Nicolas Koreicho – Avril 2023 – Institut Français de Psychanalyse©
Avant-propos[3]
1.
Nous ne nous connaissons pas, nous qui cherchons la connaissance ; nous nous ignorons nous-mêmes : et il y a une bonne raison pour cela. Nous ne nous sommes jamais cherchés — comment donc se pourrait-il que nous nous découvrions un jour ? On a dit justement : « Là où est votre trésor, là aussi est votre cœur » ; et notre trésor est là où bourdonnent les ruches de notre connaissance. C’est vers ces ruches que nous sommes sans cesse en chemin, en vrais insectes ailés qui butinent le miel de l’esprit, et, en somme, nous n’avons à cœur qu’une seule chose — « rapporter » quelque butin. En dehors de cela, pour ce qui concerne la vie et ce qu’on appelle ces « événements » — qui de nous sérieusement s’en préoccupe ? Qui a le temps de s’en préoccuper ? Pour de telles affaires jamais, je le crains, nous ne sommes vraiment « à notre affaire » ; nous n’y avons pas notre cœur, — ni même notre oreille ! Mais plutôt, de même qu’un homme divinement distrait, absorbé en lui-même, aux oreilles de qui l’horloge vient de sonner, avec rage, ses douze coups de midi, s’éveille en sursaut et s’écrie : « Quelle heure vient-il donc de sonner ? » de même, nous aussi, nous nous frottons parfois les oreilles après coup et nous nous demandons, tout étonnés, tout confus : « Que nous est-il donc arrivé ? » Mieux encore : « Qui donc sommes-nous en dernière analyse ? » Et nous les recomptons ensuite, les douze coups d’horloge, encore frémissants de notre passé, de notre vie, de notre être — hélas ! et nous nous trompons dans notre compte… C’est que fatalement nous nous demeurons étrangers à nous-mêmes, nous ne nous comprenons pas, il faut que nous nous confondions avec d’autres, nous sommes éternellement condamnés à subir cette loi : « Chacun est le plus étranger à soi-même », — à l’égard de nous-mêmes nous ne sommes point de ceux qui « cherchent la connaissance »…
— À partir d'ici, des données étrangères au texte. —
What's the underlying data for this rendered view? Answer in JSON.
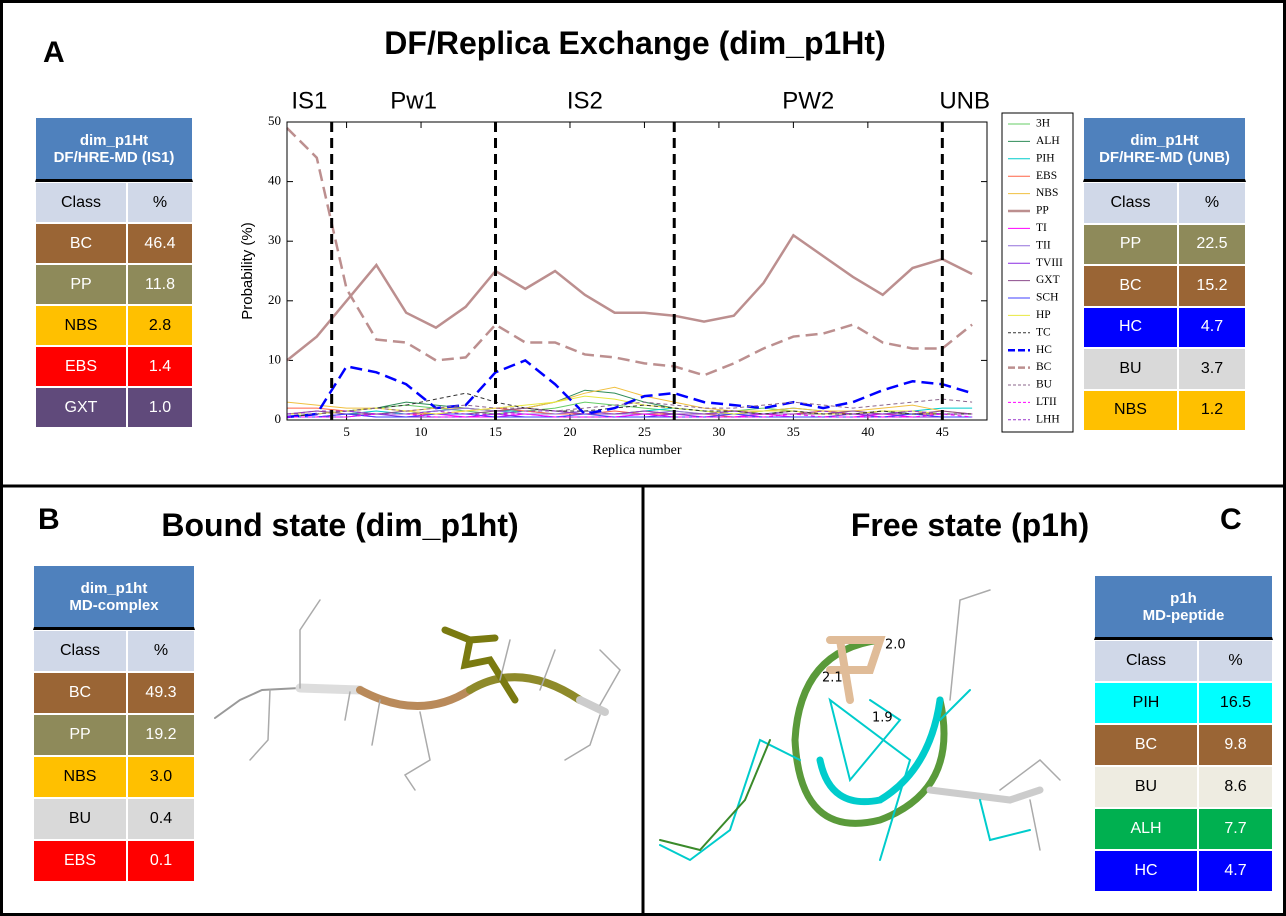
{
  "panels": [
    {
      "letter": "A",
      "title": "DF/Replica Exchange (dim_p1Ht)"
    },
    {
      "letter": "B",
      "title": "Bound state (dim_p1ht)"
    },
    {
      "letter": "C",
      "title": "Free state (p1h)"
    }
  ],
  "tables": [
    {
      "header": [
        "dim_p1Ht",
        "DF/HRE-MD (IS1)"
      ],
      "columns": [
        "Class",
        "%"
      ],
      "rows": [
        {
          "class": "BC",
          "value": "46.4",
          "color": "#9a6535"
        },
        {
          "class": "PP",
          "value": "11.8",
          "color": "#8e8a5a"
        },
        {
          "class": "NBS",
          "value": "2.8",
          "color": "#ffc000"
        },
        {
          "class": "EBS",
          "value": "1.4",
          "color": "#ff0000"
        },
        {
          "class": "GXT",
          "value": "1.0",
          "color": "#604a7b"
        }
      ]
    },
    {
      "header": [
        "dim_p1Ht",
        "DF/HRE-MD (UNB)"
      ],
      "columns": [
        "Class",
        "%"
      ],
      "rows": [
        {
          "class": "PP",
          "value": "22.5",
          "color": "#8e8a5a"
        },
        {
          "class": "BC",
          "value": "15.2",
          "color": "#9a6535"
        },
        {
          "class": "HC",
          "value": "4.7",
          "color": "#0000ff"
        },
        {
          "class": "BU",
          "value": "3.7",
          "color": "#d9d9d9"
        },
        {
          "class": "NBS",
          "value": "1.2",
          "color": "#ffc000"
        }
      ]
    },
    {
      "header": [
        "dim_p1ht",
        "MD-complex"
      ],
      "columns": [
        "Class",
        "%"
      ],
      "rows": [
        {
          "class": "BC",
          "value": "49.3",
          "color": "#9a6535"
        },
        {
          "class": "PP",
          "value": "19.2",
          "color": "#8e8a5a"
        },
        {
          "class": "NBS",
          "value": "3.0",
          "color": "#ffc000"
        },
        {
          "class": "BU",
          "value": "0.4",
          "color": "#d9d9d9"
        },
        {
          "class": "EBS",
          "value": "0.1",
          "color": "#ff0000"
        }
      ]
    },
    {
      "header": [
        "p1h",
        "MD-peptide"
      ],
      "columns": [
        "Class",
        "%"
      ],
      "rows": [
        {
          "class": "PIH",
          "value": "16.5",
          "color": "#00ffff"
        },
        {
          "class": "BC",
          "value": "9.8",
          "color": "#9a6535"
        },
        {
          "class": "BU",
          "value": "8.6",
          "color": "#eeece1"
        },
        {
          "class": "ALH",
          "value": "7.7",
          "color": "#00b050"
        },
        {
          "class": "HC",
          "value": "4.7",
          "color": "#0000ff"
        }
      ]
    }
  ],
  "distance_labels": [
    "2.0",
    "2.1",
    "1.9"
  ],
  "chart_data": {
    "type": "line",
    "xlabel": "Replica number",
    "ylabel": "Probability (%)",
    "xlim": [
      1,
      48
    ],
    "ylim": [
      0,
      50
    ],
    "xticks": [
      5,
      10,
      15,
      20,
      25,
      30,
      35,
      40,
      45
    ],
    "yticks": [
      0,
      10,
      20,
      30,
      40,
      50
    ],
    "vlines": [
      4,
      15,
      27,
      45
    ],
    "regions": [
      "IS1",
      "Pw1",
      "IS2",
      "PW2",
      "UNB"
    ],
    "x": [
      1,
      3,
      5,
      7,
      9,
      11,
      13,
      15,
      17,
      19,
      21,
      23,
      25,
      27,
      29,
      31,
      33,
      35,
      37,
      39,
      41,
      43,
      45,
      47
    ],
    "series": [
      {
        "name": "3H",
        "color": "#66cc66",
        "dashed": false,
        "width": 1,
        "values": [
          1,
          1,
          1.5,
          2,
          2.5,
          2,
          1.5,
          1,
          1.5,
          2,
          3,
          2.5,
          2,
          1.5,
          1,
          1.5,
          2,
          1.5,
          1,
          1,
          1.5,
          1,
          1,
          1
        ]
      },
      {
        "name": "ALH",
        "color": "#2e8b57",
        "dashed": false,
        "width": 1,
        "values": [
          0.5,
          1,
          1.5,
          2,
          3,
          2.5,
          2,
          1.5,
          2,
          3,
          5,
          4.5,
          3,
          2,
          1.5,
          1,
          1,
          1.5,
          1,
          1,
          1.5,
          1.5,
          1,
          1
        ]
      },
      {
        "name": "PIH",
        "color": "#00cccc",
        "dashed": false,
        "width": 1,
        "values": [
          0.5,
          0.5,
          1,
          1.5,
          1,
          1.5,
          2,
          1.5,
          1.5,
          1,
          1,
          1,
          1.5,
          2,
          1.5,
          1,
          1.5,
          2,
          1.5,
          1,
          1,
          1.5,
          2,
          2
        ]
      },
      {
        "name": "EBS",
        "color": "#ff6347",
        "dashed": false,
        "width": 1,
        "values": [
          2,
          2,
          1.5,
          1,
          1,
          1,
          1.5,
          2,
          1.5,
          1,
          1,
          1.5,
          1,
          1,
          1,
          0.5,
          1,
          1,
          1.5,
          1,
          1,
          1,
          1,
          1
        ]
      },
      {
        "name": "NBS",
        "color": "#f0c040",
        "dashed": false,
        "width": 1,
        "values": [
          3,
          2.5,
          2,
          2,
          1.5,
          2,
          2,
          1.5,
          2,
          3,
          4.5,
          5.5,
          4,
          3,
          2,
          1.5,
          1.5,
          2,
          1.5,
          1.5,
          2,
          2.5,
          1.5,
          1
        ]
      },
      {
        "name": "PP",
        "color": "#bc8f8f",
        "dashed": false,
        "width": 2.5,
        "values": [
          10,
          14,
          20,
          26,
          18,
          15.5,
          19,
          25,
          22,
          25,
          21,
          18,
          18,
          17.5,
          16.5,
          17.5,
          23,
          31,
          27.5,
          24,
          21,
          25.5,
          27,
          24.5
        ]
      },
      {
        "name": "TI",
        "color": "#ff00ff",
        "dashed": false,
        "width": 1,
        "values": [
          0.5,
          0.5,
          1,
          0.5,
          0.5,
          1,
          0.5,
          0.5,
          1,
          0.5,
          0.5,
          0.5,
          1,
          0.5,
          0.5,
          0.5,
          1,
          0.5,
          0.5,
          0.5,
          1,
          0.5,
          0.5,
          0.5
        ]
      },
      {
        "name": "TII",
        "color": "#9370db",
        "dashed": false,
        "width": 1,
        "values": [
          1,
          1,
          1.5,
          1,
          1,
          1.5,
          2,
          1.5,
          1,
          1,
          1.5,
          1,
          1,
          1.5,
          1,
          1,
          1,
          1.5,
          1,
          1,
          1,
          1.5,
          1,
          1
        ]
      },
      {
        "name": "TVIII",
        "color": "#8a2be2",
        "dashed": false,
        "width": 1,
        "values": [
          0.5,
          0.5,
          0.5,
          1,
          0.5,
          0.5,
          0.5,
          1,
          0.5,
          0.5,
          0.5,
          0.5,
          0.5,
          1,
          0.5,
          0.5,
          0.5,
          0.5,
          0.5,
          1,
          0.5,
          0.5,
          0.5,
          0.5
        ]
      },
      {
        "name": "GXT",
        "color": "#8b4c8b",
        "dashed": false,
        "width": 1,
        "values": [
          1,
          1.5,
          1,
          1,
          1.5,
          1,
          1,
          1.5,
          2,
          1.5,
          1,
          1,
          1.5,
          1,
          1,
          1.5,
          1,
          1,
          1,
          1.5,
          1,
          1,
          1.5,
          1
        ]
      },
      {
        "name": "SCH",
        "color": "#4040ff",
        "dashed": false,
        "width": 1,
        "values": [
          0.5,
          0.5,
          1,
          0.5,
          0.5,
          1,
          1,
          0.5,
          0.5,
          0.5,
          1,
          0.5,
          0.5,
          0.5,
          0.5,
          1,
          0.5,
          0.5,
          0.5,
          0.5,
          0.5,
          1,
          0.5,
          0.5
        ]
      },
      {
        "name": "HP",
        "color": "#e8e840",
        "dashed": false,
        "width": 1,
        "values": [
          1,
          1,
          1.5,
          2,
          1.5,
          1,
          1.5,
          2,
          2.5,
          3,
          4,
          3.5,
          2.5,
          2,
          1.5,
          1,
          1.5,
          1.5,
          1,
          1,
          1.5,
          1.5,
          1,
          1
        ]
      },
      {
        "name": "TC",
        "color": "#333333",
        "dashed": true,
        "width": 1,
        "values": [
          0.5,
          1,
          1.5,
          2,
          2.5,
          3.5,
          4.5,
          3,
          2,
          1.5,
          1.5,
          2,
          2.5,
          2,
          1.5,
          1.5,
          1,
          1.5,
          1,
          1,
          1.5,
          1,
          1,
          1
        ]
      },
      {
        "name": "HC",
        "color": "#0000ff",
        "dashed": true,
        "width": 2.5,
        "values": [
          0.5,
          1,
          9,
          8,
          6,
          2,
          2.5,
          8,
          10,
          6,
          1,
          2,
          4,
          4.5,
          3,
          2.5,
          2,
          3,
          2,
          3,
          5,
          6.5,
          6,
          4.5
        ]
      },
      {
        "name": "BC",
        "color": "#bc8f8f",
        "dashed": true,
        "width": 2.5,
        "values": [
          49,
          44,
          22,
          13.5,
          13,
          10,
          10.5,
          16,
          13,
          13,
          11,
          10.5,
          9.5,
          9,
          7.5,
          9.5,
          12,
          14,
          14.5,
          16,
          13,
          12,
          12,
          16
        ]
      },
      {
        "name": "BU",
        "color": "#8b668b",
        "dashed": true,
        "width": 1,
        "values": [
          1,
          1,
          1.5,
          2,
          1.5,
          2,
          2.5,
          2,
          2,
          1.5,
          2,
          2.5,
          3,
          2.5,
          2,
          2,
          2.5,
          3,
          2.5,
          2,
          2.5,
          3,
          3.5,
          3
        ]
      },
      {
        "name": "LTII",
        "color": "#ff00ff",
        "dashed": true,
        "width": 1,
        "values": [
          0.5,
          0.5,
          0.5,
          1,
          1,
          0.5,
          0.5,
          1,
          1,
          0.5,
          0.5,
          0.5,
          1,
          0.5,
          0.5,
          0.5,
          0.5,
          1,
          0.5,
          0.5,
          0.5,
          0.5,
          1,
          0.5
        ]
      },
      {
        "name": "LHH",
        "color": "#9932cc",
        "dashed": true,
        "width": 1,
        "values": [
          1,
          1.5,
          1.5,
          1,
          1,
          1.5,
          1,
          1,
          1.5,
          1.5,
          1,
          1,
          1.5,
          1,
          1,
          1.5,
          1,
          1,
          1.5,
          1,
          1,
          1.5,
          1,
          1
        ]
      }
    ]
  }
}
Friedrich Nietzsche, La Généalogie de la morale, 1887.
Texte intégral, traduction par Henri Albert :
https://fr.wikisource.org/wiki/La_G%C3%A9n%C3%A9alogie_de_la_morale
[1] Antonin Artaud, L’Ombilic des Limbes, 1925. Cité dans La question des limites en psychanalyse, octobre 2021 afin d’instituer le danger qui se trouve dans le défaut de perception des limites.
[2] Paul Verlaine, Parfums, couleurs, systèmes, lois, in Sagesse, 1902.
[3] Friedrich Nietzsche, La Généalogie de la morale, Avant-propos 1 (sur 8), 1887.